Dann spricht er: ‚Meinst du nicht, mein Lieber, dass du es dir da etwas zu leicht machst? Du verschwindest einfach mit Deinem Erbe und lässt Jahre lang nichts mehr von dir hören. Dann klopfst du auf einmal an meine Tür und erwartest Ergriffenheit, vielleicht noch Lob nach allem, was du uns angetan hast. Was glaubst du denn, was mich deine Kapriolen gekostet haben? Nicht nur dass mir dein Erbe als Investitionskapital gefehlt hat – um dich als Arbeitskraft zu ersetzen, musste ich auch noch zwei Knechte einstellen, die mir mit ihrer übertriebenen Anspruchshaltung die Haare vom Kopf gefressen haben. Wie stellst du dich zu dieser Schuld, sag? Bist du bereit, auch nur ein Mindestmaß an Verantwortung zu übernehmen? Ja, vielleicht werde ich dich eines Tages wieder zu Hause willkommen heißen, aber erst, wenn du deine Schulden bis auf den letzten Heller mit Zinsen abbezahlt hast.‘

Der Sohn wird dann ganz traurig und meint: ‚Gewiss, Vater, du hast recht mit dem, was du sagst. Dein Urteil ist in jeglicher Hinsicht gerecht; nur, ich habe irgendwie nicht so recht das Gefühl, nach Hause zu kommen. Ich hätte wohl ebenso gut weiterwandern können durch eine Welt, die für mich Fremde ist und mitleidloser Überlebenskampf.‘ Und weil der Sohn daran verzweifelt, eine solch große Schuld jemals abbezahlen zu können, zieht er – weil es jetzt auch schon egal ist und weil es eine Heimat für ihn sowieso nicht mehr gibt – wieder in die Fremde hinaus und verwickelt sich abermals in Schuld, in grausame Spiele des Verletzens und Verletztwerdens.

‚Ich habe es doch gewusst, dass der Junge nichts taugt‘, denkt der Vater bei sich, als ihm einige Monate später ein Reisender vom weiteren Schicksal seines Sohnes berichtet. ‚Na, bloß gut, dass ich ihn nicht so ohne weiteres wieder bei mir aufgenommen habe. Und eine solch unermessliche Schuld, wie er sie jetzt angehäuft hat – die wird er wohl nie mehr abbezahlen können. Aber mir kann es ja egal sein, es ist letzten Endes seine Sache. Am besten, ich vergesse ihn und überlasse ihm seinem Schicksal.‘“

Uwe, der wie immer nichts von solchen komplizierteren Dialogen verstand, war während der ganzen Rede noch immer wie versunken vor der Statue der Jungfrau Maria sitzen geblieben, die nur noch von einem langsam herunterbrennenden Teelicht illuminiert wurde. Es war, als ob ihn Maria in eine wohltuende Energieblase einhüllte und ihn so vor der bitteren, jedoch unausweichlichen Realität abschirmte, welche unser Unterweltsführer vor uns ausbreitete.

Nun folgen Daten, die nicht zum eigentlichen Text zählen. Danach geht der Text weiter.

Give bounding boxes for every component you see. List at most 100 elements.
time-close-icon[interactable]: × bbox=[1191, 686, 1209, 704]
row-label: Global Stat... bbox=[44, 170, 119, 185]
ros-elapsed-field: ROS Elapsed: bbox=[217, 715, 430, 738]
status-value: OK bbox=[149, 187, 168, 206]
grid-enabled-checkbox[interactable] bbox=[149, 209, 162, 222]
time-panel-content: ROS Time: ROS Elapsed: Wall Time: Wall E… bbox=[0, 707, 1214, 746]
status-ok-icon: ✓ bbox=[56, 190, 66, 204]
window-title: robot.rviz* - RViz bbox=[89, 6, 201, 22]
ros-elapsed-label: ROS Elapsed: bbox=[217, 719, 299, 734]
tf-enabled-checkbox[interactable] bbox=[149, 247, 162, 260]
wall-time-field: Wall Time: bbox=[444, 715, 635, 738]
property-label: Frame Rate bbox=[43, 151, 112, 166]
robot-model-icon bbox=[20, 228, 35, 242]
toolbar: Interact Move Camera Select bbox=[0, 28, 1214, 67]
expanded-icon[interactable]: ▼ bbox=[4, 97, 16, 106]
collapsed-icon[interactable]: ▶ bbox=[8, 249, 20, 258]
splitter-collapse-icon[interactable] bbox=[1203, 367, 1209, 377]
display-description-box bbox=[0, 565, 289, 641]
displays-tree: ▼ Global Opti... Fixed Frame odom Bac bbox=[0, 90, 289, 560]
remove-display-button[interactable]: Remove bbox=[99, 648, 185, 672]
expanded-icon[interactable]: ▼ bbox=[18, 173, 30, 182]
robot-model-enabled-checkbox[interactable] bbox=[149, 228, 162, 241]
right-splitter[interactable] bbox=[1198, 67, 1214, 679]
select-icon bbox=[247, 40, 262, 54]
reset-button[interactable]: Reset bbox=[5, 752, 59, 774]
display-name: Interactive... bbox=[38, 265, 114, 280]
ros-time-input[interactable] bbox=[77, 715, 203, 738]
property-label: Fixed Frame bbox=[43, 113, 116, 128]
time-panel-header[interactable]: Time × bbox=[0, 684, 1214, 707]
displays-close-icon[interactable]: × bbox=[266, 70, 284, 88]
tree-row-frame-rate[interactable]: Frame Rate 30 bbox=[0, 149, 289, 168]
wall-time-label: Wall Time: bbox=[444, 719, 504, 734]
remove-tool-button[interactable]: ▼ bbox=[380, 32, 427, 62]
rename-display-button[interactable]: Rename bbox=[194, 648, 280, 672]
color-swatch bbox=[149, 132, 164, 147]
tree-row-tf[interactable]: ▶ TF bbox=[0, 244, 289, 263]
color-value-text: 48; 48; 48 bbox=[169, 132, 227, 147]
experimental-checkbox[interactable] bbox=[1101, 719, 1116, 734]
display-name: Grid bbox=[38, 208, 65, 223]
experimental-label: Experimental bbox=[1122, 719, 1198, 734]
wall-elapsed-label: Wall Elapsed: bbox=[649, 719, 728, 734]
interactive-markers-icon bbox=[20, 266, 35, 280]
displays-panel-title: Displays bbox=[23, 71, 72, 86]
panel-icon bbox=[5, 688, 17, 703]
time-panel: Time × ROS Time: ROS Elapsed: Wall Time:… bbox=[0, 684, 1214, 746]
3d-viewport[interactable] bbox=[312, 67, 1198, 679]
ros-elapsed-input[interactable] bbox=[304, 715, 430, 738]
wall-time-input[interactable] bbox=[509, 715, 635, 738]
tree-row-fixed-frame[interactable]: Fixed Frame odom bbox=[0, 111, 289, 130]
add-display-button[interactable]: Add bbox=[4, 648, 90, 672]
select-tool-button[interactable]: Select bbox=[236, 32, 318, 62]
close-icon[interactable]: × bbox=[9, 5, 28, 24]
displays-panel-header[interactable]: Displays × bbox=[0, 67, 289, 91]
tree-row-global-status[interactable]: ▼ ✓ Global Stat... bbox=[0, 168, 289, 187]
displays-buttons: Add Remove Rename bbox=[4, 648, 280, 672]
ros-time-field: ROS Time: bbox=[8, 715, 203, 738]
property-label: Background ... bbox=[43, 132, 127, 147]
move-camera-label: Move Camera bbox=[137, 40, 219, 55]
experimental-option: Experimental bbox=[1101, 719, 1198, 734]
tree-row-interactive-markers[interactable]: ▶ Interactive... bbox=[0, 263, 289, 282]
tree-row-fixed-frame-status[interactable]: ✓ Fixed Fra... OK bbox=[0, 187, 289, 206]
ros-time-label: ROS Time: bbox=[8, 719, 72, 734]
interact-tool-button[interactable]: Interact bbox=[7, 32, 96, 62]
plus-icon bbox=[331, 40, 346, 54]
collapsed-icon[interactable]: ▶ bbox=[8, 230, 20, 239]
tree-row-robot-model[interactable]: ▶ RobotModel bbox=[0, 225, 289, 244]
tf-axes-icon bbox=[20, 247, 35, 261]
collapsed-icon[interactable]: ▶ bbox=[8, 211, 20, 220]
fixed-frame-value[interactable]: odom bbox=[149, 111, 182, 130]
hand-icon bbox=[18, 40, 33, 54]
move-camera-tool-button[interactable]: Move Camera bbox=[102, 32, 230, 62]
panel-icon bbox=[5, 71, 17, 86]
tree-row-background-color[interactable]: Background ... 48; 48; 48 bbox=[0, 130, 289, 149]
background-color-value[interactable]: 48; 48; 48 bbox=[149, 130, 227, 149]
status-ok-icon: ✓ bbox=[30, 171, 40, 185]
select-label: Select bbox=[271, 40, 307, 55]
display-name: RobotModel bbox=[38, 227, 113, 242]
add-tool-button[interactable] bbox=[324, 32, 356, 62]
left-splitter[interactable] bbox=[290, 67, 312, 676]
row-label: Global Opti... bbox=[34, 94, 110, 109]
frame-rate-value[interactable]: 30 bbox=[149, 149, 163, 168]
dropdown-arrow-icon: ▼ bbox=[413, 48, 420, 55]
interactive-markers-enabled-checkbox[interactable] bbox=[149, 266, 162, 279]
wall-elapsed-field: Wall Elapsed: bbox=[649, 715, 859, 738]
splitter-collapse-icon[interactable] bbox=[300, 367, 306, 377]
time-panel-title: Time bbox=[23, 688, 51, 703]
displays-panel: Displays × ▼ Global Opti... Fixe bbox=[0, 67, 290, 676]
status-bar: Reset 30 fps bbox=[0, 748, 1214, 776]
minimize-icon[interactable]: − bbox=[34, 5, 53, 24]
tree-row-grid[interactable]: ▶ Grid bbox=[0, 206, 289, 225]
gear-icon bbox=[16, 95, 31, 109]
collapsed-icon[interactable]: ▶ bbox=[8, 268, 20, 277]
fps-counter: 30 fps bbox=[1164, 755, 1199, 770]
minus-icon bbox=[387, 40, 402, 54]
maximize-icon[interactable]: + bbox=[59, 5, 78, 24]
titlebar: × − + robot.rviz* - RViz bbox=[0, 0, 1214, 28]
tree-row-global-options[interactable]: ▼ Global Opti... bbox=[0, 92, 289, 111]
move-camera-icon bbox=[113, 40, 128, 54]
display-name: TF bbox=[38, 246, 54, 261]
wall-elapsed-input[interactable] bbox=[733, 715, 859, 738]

Wir mussten ans Gehen denken, bevor noch dieses letzte Licht in der Krypta erloschen sein würde. Ich sagte also zu unserem Begleiter, obwohl ich rhetorisch längst von ihm besiegt war und nur, um noch einmal etwas zu erwidertn, bevor ich endgültig aufgab: „Das klingt alles ganz einleuchtend, mein Herr, aber irgendwie hätte ich mir den lieben Gott anders vorgestellt.“

Der kleine Mann lächelte kalt und meinte: „Wer sagt denn, dass die Geschichte vom lieben Gott handelt?“

Mit diesen Worten drehte er sich um und ließ uns allein in der leeren Krypta stehen. Die Finsternis verschluckte ihn, so dass seine Gestalt nicht mehr von ihr zu unterscheiden war.